WOW: A Celebration of the Music and Artistry of Kate
Bush @ Philharmonic Hall, Liverpool
Kate Bush, a singer
famous for her love of privacy and seclusion, only ever toured once in 1979, so
it is understandable that people will pay good money to see musicians attempt
to capture the magic of her records in a live setting. The band behind WOW: A
Celebration of the Music and Artistry of Kate Bush are able to do just that,
with a little help from some special effects and a ‘troupe’ of dancers.
Maaike Breijman, the
Kate of the show, is an outstanding tribute artist whose impressive attention
to detail means that even her hand gestures and facial expressions are spot on,
let alone the dancing prowess and huge vocal range required for the part. Seeing
her act out the story lines of lesser known tracks such as James And The
Cold Gun and The Wedding List (with the help of two male dancers) really
made the unique creativity of Kate’s peculiar brand of pop come alive.
The band, most of whom
are Liverpool-based musicians, managed to make their relatively small ensemble
of guitar, bass, drums, keys and backing vocals sound huge, which ensured that
nothing was lost in the transition from record to stage.

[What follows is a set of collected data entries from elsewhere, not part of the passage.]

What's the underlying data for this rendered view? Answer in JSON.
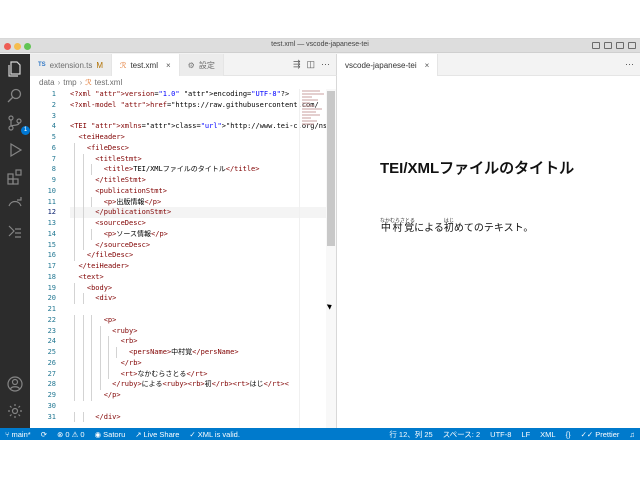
{
  "window": {
    "title": "test.xml — vscode-japanese-tei"
  },
  "tabs": [
    {
      "badge": "TS",
      "label": "extension.ts",
      "mod": "M"
    },
    {
      "label": "test.xml",
      "close": "×"
    },
    {
      "label": "設定"
    }
  ],
  "preview_tab": {
    "label": "vscode-japanese-tei",
    "close": "×"
  },
  "breadcrumb": [
    "data",
    "tmp",
    "test.xml"
  ],
  "activity": {
    "scm_badge": "1"
  },
  "editor": {
    "line_numbers": [
      "1",
      "2",
      "3",
      "4",
      "5",
      "6",
      "7",
      "8",
      "9",
      "10",
      "11",
      "12",
      "13",
      "14",
      "15",
      "16",
      "17",
      "18",
      "19",
      "20",
      "21",
      "22",
      "23",
      "24",
      "25",
      "26",
      "27",
      "28",
      "29",
      "30",
      "31"
    ],
    "lines": [
      "<?xml version=\"1.0\" encoding=\"UTF-8\"?>",
      "<?xml-model href=\"https://raw.githubusercontent.com/",
      "",
      "<TEI xmlns=\"http://www.tei-c.org/ns/1.0\">",
      "  <teiHeader>",
      "    <fileDesc>",
      "      <titleStmt>",
      "        <title>TEI/XMLファイルのタイトル</title>",
      "      </titleStmt>",
      "      <publicationStmt>",
      "        <p>出版情報</p>",
      "      </publicationStmt>",
      "      <sourceDesc>",
      "        <p>ソース情報</p>",
      "      </sourceDesc>",
      "    </fileDesc>",
      "  </teiHeader>",
      "  <text>",
      "    <body>",
      "      <div>",
      "",
      "        <p>",
      "          <ruby>",
      "            <rb>",
      "              <persName>中村覚</persName>",
      "            </rb>",
      "            <rt>なかむらさとる</rt>",
      "          </ruby>による<ruby><rb>初</rb><rt>はじ</rt><",
      "        </p>",
      "",
      "      </div>"
    ]
  },
  "preview": {
    "title": "TEI/XMLファイルのタイトル",
    "body": {
      "name_base": "中村覚",
      "name_ruby": "なかむらさとる",
      "mid": "による",
      "first_base": "初",
      "first_ruby": "はじ",
      "rest": "めてのテキスト。"
    }
  },
  "statusbar": {
    "branch": "main*",
    "problems": "⊗ 0 ⚠ 0",
    "user": "Satoru",
    "live_share": "Live Share",
    "xml_status": "XML is valid.",
    "position": "行 12、列 25",
    "spaces": "スペース: 2",
    "encoding": "UTF-8",
    "eol": "LF",
    "language": "XML",
    "prettier": "Prettier"
  }
}
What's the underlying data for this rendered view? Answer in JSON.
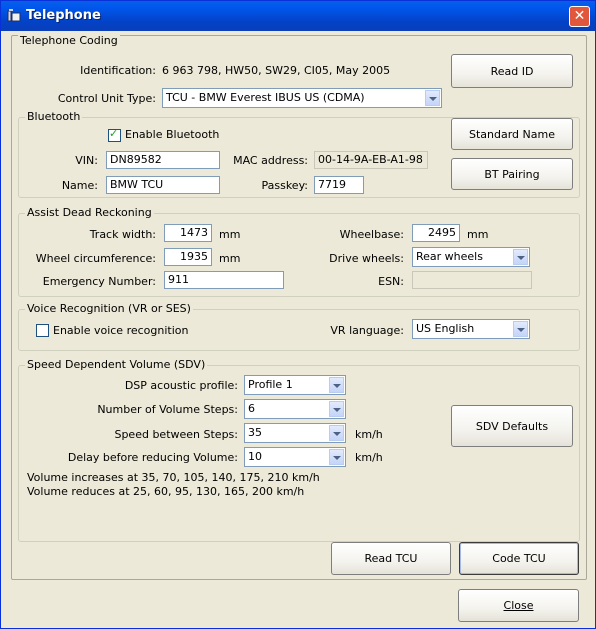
{
  "window": {
    "title": "Telephone"
  },
  "coding": {
    "legend": "Telephone Coding",
    "identification_label": "Identification:",
    "identification_value": "6 963 798,  HW50,  SW29,  CI05,  May 2005",
    "control_unit_label": "Control Unit Type:",
    "control_unit_value": "TCU - BMW Everest IBUS US (CDMA)",
    "read_id": "Read ID"
  },
  "bluetooth": {
    "legend": "Bluetooth",
    "enable_label": "Enable Bluetooth",
    "enable_checked": true,
    "vin_label": "VIN:",
    "vin_value": "DN89582",
    "name_label": "Name:",
    "name_value": "BMW TCU",
    "mac_label": "MAC address:",
    "mac_value": "00-14-9A-EB-A1-98",
    "passkey_label": "Passkey:",
    "passkey_value": "7719",
    "standard_name": "Standard Name",
    "bt_pairing": "BT Pairing"
  },
  "adr": {
    "legend": "Assist Dead Reckoning",
    "track_label": "Track width:",
    "track_value": "1473",
    "track_unit": "mm",
    "wheel_circ_label": "Wheel circumference:",
    "wheel_circ_value": "1935",
    "wheel_circ_unit": "mm",
    "emergency_label": "Emergency Number:",
    "emergency_value": "911",
    "wheelbase_label": "Wheelbase:",
    "wheelbase_value": "2495",
    "wheelbase_unit": "mm",
    "drive_label": "Drive wheels:",
    "drive_value": "Rear wheels",
    "esn_label": "ESN:",
    "esn_value": ""
  },
  "voice": {
    "legend": "Voice Recognition (VR or SES)",
    "enable_label": "Enable voice recognition",
    "enable_checked": false,
    "lang_label": "VR language:",
    "lang_value": "US English"
  },
  "sdv": {
    "legend": "Speed Dependent Volume (SDV)",
    "dsp_label": "DSP acoustic profile:",
    "dsp_value": "Profile 1",
    "steps_label": "Number of Volume Steps:",
    "steps_value": "6",
    "speed_label": "Speed between Steps:",
    "speed_value": "35",
    "speed_unit": "km/h",
    "delay_label": "Delay before reducing Volume:",
    "delay_value": "10",
    "delay_unit": "km/h",
    "increase_text": "Volume increases at 35, 70, 105, 140, 175, 210 km/h",
    "reduce_text": "Volume reduces at 25, 60, 95, 130, 165, 200 km/h",
    "defaults": "SDV Defaults"
  },
  "actions": {
    "read_tcu": "Read TCU",
    "code_tcu": "Code TCU",
    "close": "Close"
  }
}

Breijman herself
created a beautiful contrast to their full sound in the second half, when she
performed The Man With The Child In His Eyes and a haunting This
Woman’s Work at a grand piano.
The visual aspect of
the show was clearly heavily influenced by Kate’s (often eccentric) music
videos, so Breijman danced with a double bass as a partner for Babooshka,
fought with men in trilbies for Them Heavy People and during Cloudbusting
actually operated a rain-making machine that was pushed onstage. Indeed, the
most spectacular moment of the night came when Breijman, re-enacting the video,
performed Breathing from within a large, transparent sphere. The
apocalyptic lyrics about a foetus in a nuclear fallout zone were intensified
considerably when delivered by a woman lying in a plastic ‘womb’.
Perhaps inevitably,
they finished with the classic Wuthering Heights, but as Wow have
successfully demonstrated, there is much more to Kate Bush’s body of work than
a woman in a white dress singing about Heathcliff.